Managing applications on the cloud requires extensive decision making on the part of the Application Provider (AP). When an application faces changing workload, the services of the application are either scaled up or down in response. The services run on Virtual Machines (VM) or container instances. APs decide on how the application scales through VM provisioning and the placement of the services on the VMs.
Various drivers guide this decision making. Application performance and cost are two such drivers. This thesis answers the question of how APs can meet the performance constraints of their applications while minimizing the cost of the running VMs. Two versions of the problem are presented. The first version expects to meet mean response time constraints given a deployment configuration through the replication of VMs and addition of virtual processors. The presented solution is based on layered bottlenecks. A case study shows the solution meets response time constraints and uses fewer resources in comparison to a simple utilization based approach.

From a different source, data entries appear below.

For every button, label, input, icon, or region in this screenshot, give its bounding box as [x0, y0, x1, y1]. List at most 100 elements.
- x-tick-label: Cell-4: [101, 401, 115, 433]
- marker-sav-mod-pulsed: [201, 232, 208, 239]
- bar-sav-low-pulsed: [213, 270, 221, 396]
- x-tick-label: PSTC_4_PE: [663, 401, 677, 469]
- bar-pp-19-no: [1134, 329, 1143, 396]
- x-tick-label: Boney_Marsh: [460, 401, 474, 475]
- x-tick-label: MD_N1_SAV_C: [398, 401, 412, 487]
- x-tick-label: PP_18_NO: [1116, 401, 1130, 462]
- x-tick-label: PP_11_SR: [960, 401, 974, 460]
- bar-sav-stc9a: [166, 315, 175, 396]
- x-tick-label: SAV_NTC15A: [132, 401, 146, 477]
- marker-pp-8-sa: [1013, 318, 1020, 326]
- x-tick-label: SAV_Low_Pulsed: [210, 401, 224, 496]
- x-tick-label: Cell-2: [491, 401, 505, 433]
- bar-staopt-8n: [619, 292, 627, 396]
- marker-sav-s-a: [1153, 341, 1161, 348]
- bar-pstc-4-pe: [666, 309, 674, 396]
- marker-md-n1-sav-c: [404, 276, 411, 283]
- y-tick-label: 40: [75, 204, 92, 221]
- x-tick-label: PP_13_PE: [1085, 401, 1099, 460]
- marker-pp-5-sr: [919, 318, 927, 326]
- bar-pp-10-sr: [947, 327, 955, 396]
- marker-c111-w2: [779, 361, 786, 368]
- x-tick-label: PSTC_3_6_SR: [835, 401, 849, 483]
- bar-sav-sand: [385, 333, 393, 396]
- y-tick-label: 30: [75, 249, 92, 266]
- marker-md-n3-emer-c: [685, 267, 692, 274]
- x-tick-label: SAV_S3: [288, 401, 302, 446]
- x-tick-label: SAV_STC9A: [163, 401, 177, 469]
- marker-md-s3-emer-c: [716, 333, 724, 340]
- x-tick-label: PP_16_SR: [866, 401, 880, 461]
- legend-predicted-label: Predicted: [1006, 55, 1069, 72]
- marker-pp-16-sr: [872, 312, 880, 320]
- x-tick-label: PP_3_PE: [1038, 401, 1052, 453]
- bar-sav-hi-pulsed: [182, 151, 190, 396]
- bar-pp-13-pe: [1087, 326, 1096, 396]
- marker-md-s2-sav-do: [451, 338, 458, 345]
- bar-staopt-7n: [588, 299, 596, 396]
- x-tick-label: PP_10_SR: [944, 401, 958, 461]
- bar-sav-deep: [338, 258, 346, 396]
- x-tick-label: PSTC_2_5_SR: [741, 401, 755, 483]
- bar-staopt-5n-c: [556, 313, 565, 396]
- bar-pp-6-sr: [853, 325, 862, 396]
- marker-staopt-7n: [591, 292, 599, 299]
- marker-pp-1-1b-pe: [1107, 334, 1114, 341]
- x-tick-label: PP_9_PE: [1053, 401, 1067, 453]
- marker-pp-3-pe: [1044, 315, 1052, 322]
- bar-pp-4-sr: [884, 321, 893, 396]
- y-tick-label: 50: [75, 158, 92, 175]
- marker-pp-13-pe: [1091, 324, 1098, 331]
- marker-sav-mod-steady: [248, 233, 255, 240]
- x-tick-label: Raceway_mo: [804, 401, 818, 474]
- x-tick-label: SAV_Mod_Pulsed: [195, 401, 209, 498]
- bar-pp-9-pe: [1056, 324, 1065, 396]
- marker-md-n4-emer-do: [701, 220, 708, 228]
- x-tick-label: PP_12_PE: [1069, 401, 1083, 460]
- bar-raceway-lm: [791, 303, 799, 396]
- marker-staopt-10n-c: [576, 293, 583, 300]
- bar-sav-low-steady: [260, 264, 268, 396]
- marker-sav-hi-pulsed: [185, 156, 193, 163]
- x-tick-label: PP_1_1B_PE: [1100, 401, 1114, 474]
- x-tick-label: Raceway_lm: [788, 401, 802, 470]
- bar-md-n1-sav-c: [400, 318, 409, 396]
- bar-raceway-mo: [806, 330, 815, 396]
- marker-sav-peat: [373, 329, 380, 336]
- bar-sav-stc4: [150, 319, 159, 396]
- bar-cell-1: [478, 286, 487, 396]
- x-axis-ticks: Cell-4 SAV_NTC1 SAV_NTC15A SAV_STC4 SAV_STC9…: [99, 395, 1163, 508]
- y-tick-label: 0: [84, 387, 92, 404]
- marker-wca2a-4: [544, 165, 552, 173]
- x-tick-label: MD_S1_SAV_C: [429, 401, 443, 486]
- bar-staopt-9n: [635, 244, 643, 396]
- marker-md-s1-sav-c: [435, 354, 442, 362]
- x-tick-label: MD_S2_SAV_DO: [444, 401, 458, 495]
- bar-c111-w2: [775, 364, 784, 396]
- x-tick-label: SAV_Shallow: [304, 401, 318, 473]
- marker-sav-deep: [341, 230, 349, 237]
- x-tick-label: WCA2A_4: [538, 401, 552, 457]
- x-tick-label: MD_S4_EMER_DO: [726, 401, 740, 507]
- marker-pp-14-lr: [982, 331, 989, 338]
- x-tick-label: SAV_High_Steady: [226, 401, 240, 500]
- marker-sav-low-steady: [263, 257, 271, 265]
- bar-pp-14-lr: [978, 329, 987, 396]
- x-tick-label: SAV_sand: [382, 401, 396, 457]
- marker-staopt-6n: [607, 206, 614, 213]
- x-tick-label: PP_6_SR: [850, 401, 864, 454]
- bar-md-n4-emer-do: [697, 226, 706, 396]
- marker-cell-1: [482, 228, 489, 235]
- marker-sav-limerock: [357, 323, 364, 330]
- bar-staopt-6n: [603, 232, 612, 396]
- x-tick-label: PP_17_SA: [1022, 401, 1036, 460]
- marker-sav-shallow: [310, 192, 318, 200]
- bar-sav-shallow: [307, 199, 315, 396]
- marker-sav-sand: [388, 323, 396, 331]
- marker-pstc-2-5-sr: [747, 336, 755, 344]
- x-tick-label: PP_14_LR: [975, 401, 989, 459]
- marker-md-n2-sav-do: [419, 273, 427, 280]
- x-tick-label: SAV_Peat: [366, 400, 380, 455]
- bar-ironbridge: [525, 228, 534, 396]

The second version adds the minimization of cost as an objective, where VM-types having different cost rates are used. This problem does not require a deployment configuration and provides a complete solution, where resources can be added and removed. A novel solution based on the layered bottleneck strength value with genetic algorithm has been presented. For the case study, a decision maker is implemented for a web application. The proposed solution is compared with three algorithms, all of which run within the decision maker. The results from the case study show that the proposed solution provides shorter runtime than the exhaustive search, and is able to meet response time constraints with near optimal minimization of cost. The solution also results in better cost than a plain genetic algorithm and random search, at the expense of slightly longer runtime.